One of the first happy moments of childhood independence was permission to go to church on your own - no parental assistance needed. There was not too much chance of skipping out, because the neighborhood was full of friends who would surely report your absence.

And that trick worked both ways. On Sunday mornings out in Charles Village, you could report the goings-on of other people. After all, one of the chief assets of living in an old neighborhood is people watching, then discussing their actions over the great Baltimore breakfasts served later in the morning.

My mother took the prize for seeking unusual religious houses - she detested incense, loathed bad church music and excoriated airhead sermons. And she was never big on trendy congregations and ostentatious Sunday dressing. Just to be different, she would go the opposite direction - say to St. Ann's at Greenmount and 22nd, to her old alma mater, Notre Dame College's chapel, or better yet, at 10:04, announce she was going to dash off on foot to the nearest 10 a.m. Mass.

True to her style, when she died eight years ago, she had served as the president of not one but two parish councils.

My father started going regularly to St. Ignatius on Calvert Street in 1931, and 70 years later, he's still there. I occasionally opted for St. Ignatius' 1950s solemn High Masses. To a child, the sermons were interminable, but were made palatable by the congregation. The ancients of Baltimore posted for the Jesuits. People arrived in vintage cars seen in old movies and driven only on Sundays. The women's clothes were also treasures from O'Neill's department store, where many of the congregation actually worked. It was a hoot - and still is.

My grandfather, family patriarch Edward Jacques Monaghan, traveled the farthest each Sunday. Dressed in his best three-piece suit, with some sort of fancy gold watch chain and fob, overcoat and hat, he headed for St. Vincent de Paul Church, which sits across Fayette Street from the Shot Tower.

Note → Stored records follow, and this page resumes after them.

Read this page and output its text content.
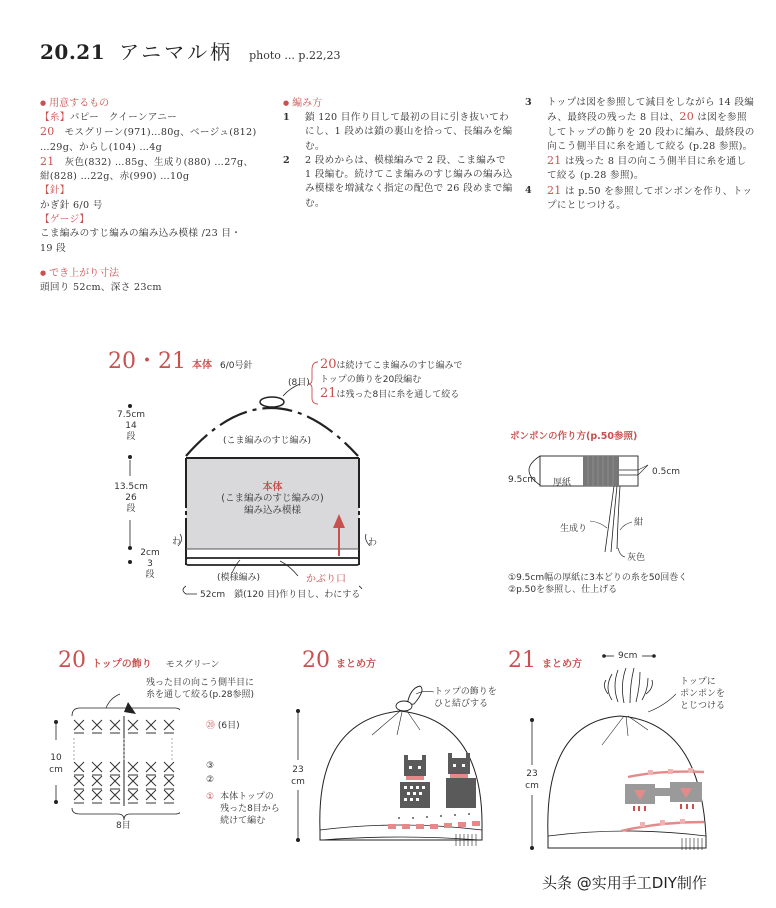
20.21 アニマル柄 photo ... p.22,23
● 用意するもの
【糸】パピー　クイーンアニー
20　モスグリーン(971)…80g、ベージュ(812)
…29g、からし(104) …4g
21　灰色(832) …85g、生成り(880) …27g、
紺(828) …22g、赤(990) …10g
【針】
かぎ針 6/0 号
【ゲージ】
こま編みのすじ編みの編み込み模様 /23 目・
19 段
● でき上がり寸法
頭回り 52cm、深さ 23cm
● 編み方
1	鎖 120 目作り目して最初の目に引き抜いてわにし、1 段めは鎖の裏山を拾って、長編みを編む。
2	2 段めからは、模様編みで 2 段、こま編みで 1 段編む。続けてこま編みのすじ編みの編み込み模様を増減なく指定の配色で 26 段めまで編む。
3	トップは図を参照して減目をしながら 14 段編み、最終段の残った 8 目は、20 は図を参照してトップの飾りを 20 段わに編み、最終段の向こう側半目に糸を通して絞る (p.28 参照)。21 は残った 8 目の向こう側半目に糸を通して絞る (p.28 参照)。
4	21 は p.50 を参照してポンポンを作り、トップにとじつける。
20・21 本体 6/0号針
(8目)
20は続けてこま編みのすじ編みで
トップの飾りを20段編む
21は残った8目に糸を通して絞る
(こま編みのすじ編み)
本体
(こま編みのすじ編みの)
編み込み模様
7.5cm
14
段
13.5cm
26
段
2cm
3
段
わ	わ
(模様編み)	かぶり口
52cm　鎖(120 目)作り目し、わにする
ポンポンの作り方(p.50参照)
9.5cm 厚紙
0.5cm
生成り
紺
灰色
①9.5cm幅の厚紙に3本どりの糸を50回巻く
②p.50を参照し、仕上げる
20 トップの飾り モスグリーン
残った目の向こう側半目に
糸を通して絞る(p.28参照)
10
cm
8目
⑳ (6目)
③
②
① 本体トップの
残った8目から
続けて編む
20 まとめ方
トップの飾りを
ひと結びする
23
cm
21 まとめ方
9cm
トップに
ポンポンを
とじつける
23
cm
头条 @实用手工DIY制作
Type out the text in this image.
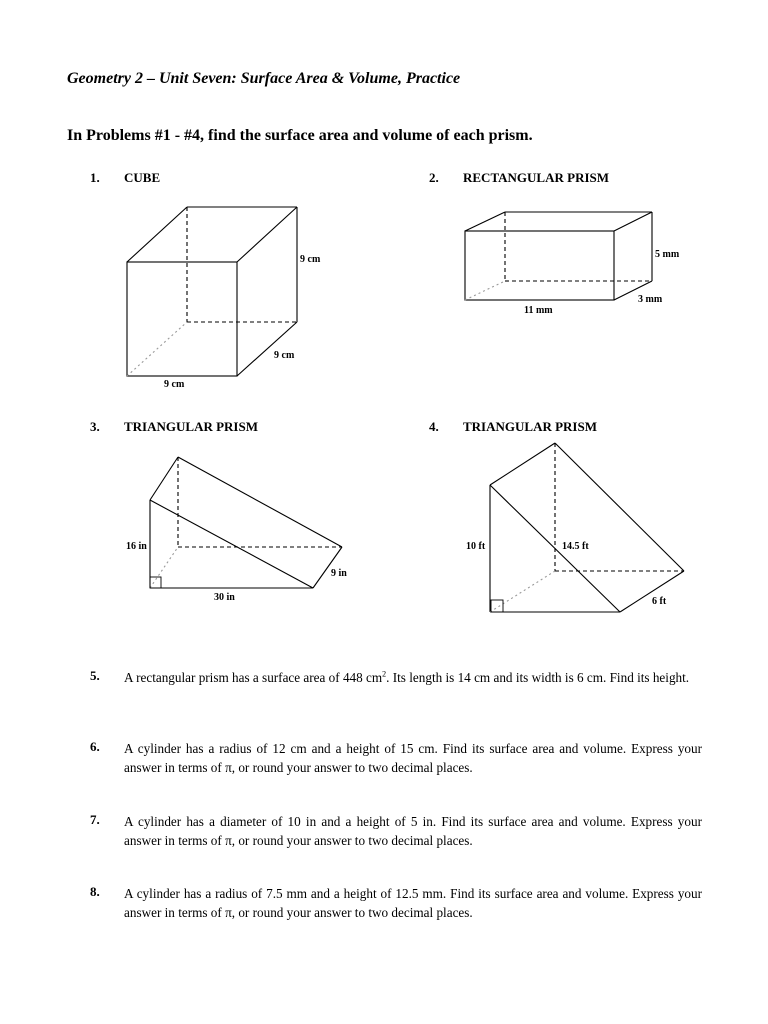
Geometry 2 – Unit Seven: Surface Area & Volume, Practice
In Problems #1 - #4, find the surface area and volume of each prism.
1. CUBE	2. RECTANGULAR PRISM
3. TRIANGULAR PRISM	4. TRIANGULAR PRISM
9 cm
9 cm
9 cm
5 mm
3 mm
11 mm
16 in
9 in
30 in
10 ft	14.5 ft
6 ft
5. A rectangular prism has a surface area of 448 $cm^2$. Its length is 14 cm and its width is 6 cm. Find its height.
6. A cylinder has a radius of 12 cm and a height of 15 cm. Find its surface area and volume. Express your answer in terms of π, or round your answer to two decimal places.
7. A cylinder has a diameter of 10 in and a height of 5 in. Find its surface area and volume. Express your answer in terms of π, or round your answer to two decimal places.
8. A cylinder has a radius of 7.5 mm and a height of 12.5 mm. Find its surface area and volume. Express your answer in terms of π, or round your answer to two decimal places.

Some of his friends called for him in a big green car - and the report was that when they exited their pews, the next stop was Little Italy, where they remained far longer than the lengthiest sermon might last. Whatever was being served on High Street, Pop Monaghan was home for 5 p.m. Sunday supper, a meal that was invariably confected from leftovers of the night before.

Why? To honor the Sabbath, no heavy cooking was allowed.